Fred56 Posted October 17, 2007 Posted October 17, 2007 The brain is capable of recursion, regression in upon itself, a re-entrant bootstrapping routine that loads another level of something we term “objectivity”, we "map" this to itself. We objectivise the world by projecting a memory, an image of some part of the external into our internal information "store". Although we don't well understand how our biochemical brains actually do this, we do understand information, and how it behaves.

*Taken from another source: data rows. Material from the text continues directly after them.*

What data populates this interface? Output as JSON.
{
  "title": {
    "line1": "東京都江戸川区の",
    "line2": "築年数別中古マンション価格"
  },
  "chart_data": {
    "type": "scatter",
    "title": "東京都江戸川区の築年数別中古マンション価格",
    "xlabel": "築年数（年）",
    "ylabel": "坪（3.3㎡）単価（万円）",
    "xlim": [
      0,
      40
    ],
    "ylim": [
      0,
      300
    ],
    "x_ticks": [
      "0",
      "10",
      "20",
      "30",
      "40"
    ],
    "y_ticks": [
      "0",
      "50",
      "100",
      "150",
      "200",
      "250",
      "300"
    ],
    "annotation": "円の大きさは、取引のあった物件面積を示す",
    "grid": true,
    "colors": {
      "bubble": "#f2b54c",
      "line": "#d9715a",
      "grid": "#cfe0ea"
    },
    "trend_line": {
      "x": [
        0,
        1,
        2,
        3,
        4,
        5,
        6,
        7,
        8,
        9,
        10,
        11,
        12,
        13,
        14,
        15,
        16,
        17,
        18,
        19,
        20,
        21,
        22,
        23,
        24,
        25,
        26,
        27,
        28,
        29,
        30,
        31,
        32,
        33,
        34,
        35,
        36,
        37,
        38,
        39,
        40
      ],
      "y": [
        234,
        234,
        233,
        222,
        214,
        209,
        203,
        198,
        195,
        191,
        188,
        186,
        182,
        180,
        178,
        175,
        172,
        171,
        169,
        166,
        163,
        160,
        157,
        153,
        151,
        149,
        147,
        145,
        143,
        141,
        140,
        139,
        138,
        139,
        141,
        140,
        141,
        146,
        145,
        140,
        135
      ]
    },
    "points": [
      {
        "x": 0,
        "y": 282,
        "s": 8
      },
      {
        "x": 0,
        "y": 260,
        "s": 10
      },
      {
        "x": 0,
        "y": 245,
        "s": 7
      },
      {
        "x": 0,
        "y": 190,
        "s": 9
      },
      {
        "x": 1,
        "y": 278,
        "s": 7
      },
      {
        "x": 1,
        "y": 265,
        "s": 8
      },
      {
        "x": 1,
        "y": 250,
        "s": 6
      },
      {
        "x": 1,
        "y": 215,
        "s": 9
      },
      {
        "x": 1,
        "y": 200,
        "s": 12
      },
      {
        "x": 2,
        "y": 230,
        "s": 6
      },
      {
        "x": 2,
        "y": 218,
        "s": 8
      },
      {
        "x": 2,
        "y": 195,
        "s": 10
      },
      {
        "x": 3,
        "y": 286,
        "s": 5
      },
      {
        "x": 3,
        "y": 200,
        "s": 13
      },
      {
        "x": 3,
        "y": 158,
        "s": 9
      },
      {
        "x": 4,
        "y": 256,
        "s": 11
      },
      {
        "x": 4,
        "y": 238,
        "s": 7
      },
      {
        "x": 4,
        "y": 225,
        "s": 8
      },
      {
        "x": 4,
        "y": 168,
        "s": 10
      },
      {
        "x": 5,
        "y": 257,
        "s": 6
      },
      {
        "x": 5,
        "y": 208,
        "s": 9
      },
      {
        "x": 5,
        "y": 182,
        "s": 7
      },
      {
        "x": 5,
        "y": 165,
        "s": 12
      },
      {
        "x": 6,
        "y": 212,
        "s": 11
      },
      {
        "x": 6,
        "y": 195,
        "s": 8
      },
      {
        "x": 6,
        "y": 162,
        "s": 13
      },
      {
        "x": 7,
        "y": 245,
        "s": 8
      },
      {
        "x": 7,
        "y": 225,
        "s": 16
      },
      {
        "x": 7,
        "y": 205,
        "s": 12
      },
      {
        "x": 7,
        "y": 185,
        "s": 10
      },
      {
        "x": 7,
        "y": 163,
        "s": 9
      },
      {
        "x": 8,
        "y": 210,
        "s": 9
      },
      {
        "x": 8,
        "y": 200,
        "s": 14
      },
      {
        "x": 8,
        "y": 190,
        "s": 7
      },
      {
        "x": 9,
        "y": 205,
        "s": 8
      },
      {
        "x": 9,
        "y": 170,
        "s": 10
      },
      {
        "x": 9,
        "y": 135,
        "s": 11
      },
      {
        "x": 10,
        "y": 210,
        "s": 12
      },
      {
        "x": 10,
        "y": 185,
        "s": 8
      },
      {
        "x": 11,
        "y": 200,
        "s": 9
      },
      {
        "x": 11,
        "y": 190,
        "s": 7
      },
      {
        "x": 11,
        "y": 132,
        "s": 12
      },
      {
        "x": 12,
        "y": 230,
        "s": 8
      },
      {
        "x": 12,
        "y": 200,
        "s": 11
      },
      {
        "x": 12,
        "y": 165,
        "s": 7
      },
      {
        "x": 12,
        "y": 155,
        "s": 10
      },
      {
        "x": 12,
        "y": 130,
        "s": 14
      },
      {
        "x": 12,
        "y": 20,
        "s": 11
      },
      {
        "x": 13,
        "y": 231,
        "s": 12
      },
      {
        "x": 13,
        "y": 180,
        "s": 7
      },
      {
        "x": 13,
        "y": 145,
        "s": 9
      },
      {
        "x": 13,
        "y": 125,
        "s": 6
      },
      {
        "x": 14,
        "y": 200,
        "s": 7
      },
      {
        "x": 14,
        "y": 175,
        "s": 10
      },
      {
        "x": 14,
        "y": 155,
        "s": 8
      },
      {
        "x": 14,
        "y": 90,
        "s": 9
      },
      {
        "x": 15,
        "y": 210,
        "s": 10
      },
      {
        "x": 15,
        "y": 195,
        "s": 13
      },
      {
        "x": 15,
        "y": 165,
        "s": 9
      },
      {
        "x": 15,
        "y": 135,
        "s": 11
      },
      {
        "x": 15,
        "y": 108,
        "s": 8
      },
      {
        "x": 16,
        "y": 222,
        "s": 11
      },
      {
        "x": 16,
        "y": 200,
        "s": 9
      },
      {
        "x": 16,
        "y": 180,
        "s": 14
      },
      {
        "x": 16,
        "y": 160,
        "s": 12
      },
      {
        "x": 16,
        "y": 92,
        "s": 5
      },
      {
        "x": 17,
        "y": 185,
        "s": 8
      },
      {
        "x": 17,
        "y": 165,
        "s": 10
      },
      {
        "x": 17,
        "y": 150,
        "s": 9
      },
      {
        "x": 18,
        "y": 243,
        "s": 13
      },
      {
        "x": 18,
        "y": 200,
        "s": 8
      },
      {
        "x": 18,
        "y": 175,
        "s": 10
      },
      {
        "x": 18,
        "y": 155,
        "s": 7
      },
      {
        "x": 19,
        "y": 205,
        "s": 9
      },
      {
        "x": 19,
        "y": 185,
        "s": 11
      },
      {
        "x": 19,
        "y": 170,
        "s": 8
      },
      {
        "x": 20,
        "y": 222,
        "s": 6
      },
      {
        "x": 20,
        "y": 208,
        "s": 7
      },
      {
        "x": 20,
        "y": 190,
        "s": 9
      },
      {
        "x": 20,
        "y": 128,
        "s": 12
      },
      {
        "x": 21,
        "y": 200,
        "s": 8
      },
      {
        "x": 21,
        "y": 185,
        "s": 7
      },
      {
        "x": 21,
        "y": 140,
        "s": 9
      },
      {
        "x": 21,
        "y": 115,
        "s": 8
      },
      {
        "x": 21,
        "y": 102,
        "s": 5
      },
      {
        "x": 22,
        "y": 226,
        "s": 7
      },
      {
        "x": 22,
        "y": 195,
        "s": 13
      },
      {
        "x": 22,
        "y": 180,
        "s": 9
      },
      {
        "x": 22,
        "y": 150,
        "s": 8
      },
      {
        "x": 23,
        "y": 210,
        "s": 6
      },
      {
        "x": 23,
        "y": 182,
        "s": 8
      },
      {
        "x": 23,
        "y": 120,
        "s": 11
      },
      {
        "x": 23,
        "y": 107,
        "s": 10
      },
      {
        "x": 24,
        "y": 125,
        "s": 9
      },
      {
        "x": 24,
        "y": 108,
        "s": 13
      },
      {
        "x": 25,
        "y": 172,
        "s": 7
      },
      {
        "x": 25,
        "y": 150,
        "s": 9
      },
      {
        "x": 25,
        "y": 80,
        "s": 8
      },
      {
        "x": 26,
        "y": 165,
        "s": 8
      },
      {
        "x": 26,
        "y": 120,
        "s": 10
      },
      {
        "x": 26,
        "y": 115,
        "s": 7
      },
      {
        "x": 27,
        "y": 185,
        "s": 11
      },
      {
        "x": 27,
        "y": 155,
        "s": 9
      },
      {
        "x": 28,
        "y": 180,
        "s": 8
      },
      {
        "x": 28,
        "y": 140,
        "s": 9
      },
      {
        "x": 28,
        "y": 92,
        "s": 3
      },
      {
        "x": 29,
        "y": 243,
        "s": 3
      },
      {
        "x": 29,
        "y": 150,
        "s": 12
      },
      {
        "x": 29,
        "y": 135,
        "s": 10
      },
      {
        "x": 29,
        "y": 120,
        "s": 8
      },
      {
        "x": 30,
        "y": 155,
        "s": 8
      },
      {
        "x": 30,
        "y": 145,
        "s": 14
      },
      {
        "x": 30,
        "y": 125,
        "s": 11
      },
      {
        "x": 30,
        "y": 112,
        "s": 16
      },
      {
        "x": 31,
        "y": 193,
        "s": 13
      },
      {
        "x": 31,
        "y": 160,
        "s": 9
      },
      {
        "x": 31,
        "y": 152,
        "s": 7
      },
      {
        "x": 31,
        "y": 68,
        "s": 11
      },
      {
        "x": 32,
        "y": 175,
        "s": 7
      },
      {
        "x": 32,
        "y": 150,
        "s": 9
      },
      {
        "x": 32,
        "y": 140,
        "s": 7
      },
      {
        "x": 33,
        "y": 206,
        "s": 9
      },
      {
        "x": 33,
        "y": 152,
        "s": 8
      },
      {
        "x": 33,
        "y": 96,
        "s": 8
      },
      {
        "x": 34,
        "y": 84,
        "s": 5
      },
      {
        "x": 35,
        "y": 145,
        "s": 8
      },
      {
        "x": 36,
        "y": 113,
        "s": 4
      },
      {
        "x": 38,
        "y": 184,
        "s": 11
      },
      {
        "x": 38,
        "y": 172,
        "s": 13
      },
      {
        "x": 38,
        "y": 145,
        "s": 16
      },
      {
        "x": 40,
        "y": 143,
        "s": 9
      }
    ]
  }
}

carol Posted November 12, 2007 Posted November 12, 2007 and people believe that the brain and the mind are two separate entities
Fred56 Posted November 12, 2007 Author Posted November 12, 2007 The only difference between two minds is what a group can decide they both know about something. Each individual brain is in that sense a tool, which different individuals use differently, but we all expend energy doing it. In that sense, the information in a mind (a brain) is the result of all that that mind has seen, touched, tasted, or heard in a lifetime. A subset of this experience (knowledge) becomes a useful external abstract only when other observers (a group) decides that it is rational, and forms a logical adjunct, and can become part of the group knowledge. Individual knowledge is unstable, in that sense, and group knowledge is the stable form, symbolic (external) or otherwise. This is why equating information with a message is an incomplete description of it. A message only becomes information when we have expended further energy (on it). Equating it with its representation is incorrect.